Increased Use of Models, Higher Risks, and Heightened Need for MRM
Many financial institutions use models to handle data proliferation and streamline economic analyses. They help increase efficiency, reduce repeatable and mundane tasks, and save resources and time. While model use allows for better and faster decision-making, it also presents significant risks for the business’s finances and reputation. That is why implementing a solid framework of MRM is a must to govern model selection and usage.
Risk Mitigation with Three Lines of Defense
While selecting suitable models and using them for financial institutions sounds easy enough. However, the reality of the matter is that model risk management services have complex team networks to safeguard the entity through these three lines of defense:
- Model Owners, Users, and Developers
These compose the first line of defense for model risk management. Since these people have maximum familiarity with the model’s workings and processes, they are the first to act whenever something goes wrong. However, they are usually unaware of the current external regulations and internal policies. Model risk management prevents discrimination and creates risk thresholds to ensure compliance with the existing laws and regulations.

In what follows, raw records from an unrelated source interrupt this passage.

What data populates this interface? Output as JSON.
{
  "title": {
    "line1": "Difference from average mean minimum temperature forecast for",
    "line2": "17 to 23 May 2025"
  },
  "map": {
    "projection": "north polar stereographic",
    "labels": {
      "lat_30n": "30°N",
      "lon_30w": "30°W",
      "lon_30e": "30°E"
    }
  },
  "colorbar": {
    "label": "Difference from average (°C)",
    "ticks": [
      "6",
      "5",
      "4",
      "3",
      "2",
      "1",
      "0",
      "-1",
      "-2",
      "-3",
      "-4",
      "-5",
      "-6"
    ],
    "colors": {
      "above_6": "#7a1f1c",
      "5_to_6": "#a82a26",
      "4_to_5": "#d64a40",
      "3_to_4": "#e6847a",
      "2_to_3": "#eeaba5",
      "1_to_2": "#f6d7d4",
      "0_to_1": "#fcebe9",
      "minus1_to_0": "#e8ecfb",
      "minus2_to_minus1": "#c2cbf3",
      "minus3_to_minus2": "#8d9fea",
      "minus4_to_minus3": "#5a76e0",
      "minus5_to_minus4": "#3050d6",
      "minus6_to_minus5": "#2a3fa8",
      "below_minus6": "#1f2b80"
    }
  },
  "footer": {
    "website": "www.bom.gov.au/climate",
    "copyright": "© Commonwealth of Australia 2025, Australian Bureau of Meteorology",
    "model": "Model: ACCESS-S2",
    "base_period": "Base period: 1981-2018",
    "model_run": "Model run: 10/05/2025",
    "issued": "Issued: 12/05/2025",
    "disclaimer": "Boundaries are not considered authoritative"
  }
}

- Model Validation, Governance, and Oversight Team
The second line of defense stress tests each AI model to ensure it is suitable for various thresholds. During the validation process, the team tests a system or product to ensure it performs the intended function and fits the purpose. If it is an AI model, they test various inputs to identify any outliers that may increase the model risk. Then, they double-check the model’s results to see if they meet the expectations. All in all, model risk management services ensure proper governance in place.
The compliance team is also integral to the second line of defense for many financial institutions. While validation is necessary to ensure purpose fulfillment with the model, the compliance team ensures compliance with government regulations and standards. They check the reason behind each decision and safeguard against any legal trouble. Since most laws protect the customers and citizens, the team also establishes fairness and non-partiality behind the model’s logic.
- Internal Audit
Internal Audit ensures that the financial institution follows the expected procedures and processes with accuracy and diligence. They evaluate a company’s corporate governance, accounting processes, and other internal controls to ensure regulatory compliance. It also helps maintain timely and accurate data collection and financial reporting to improve operational efficiency, identify issues, and correct lapses before it gets too late.
Model risk management services are essential to detect, prevent, and mitigate ethical and financial risks. They protect a financial institution by preventing lawsuit discrimination and protecting against PR disasters. Although AI models make processes extremely fast and automated, model risk management keeps them in check and benefits the most from them while mitigating the risks involved.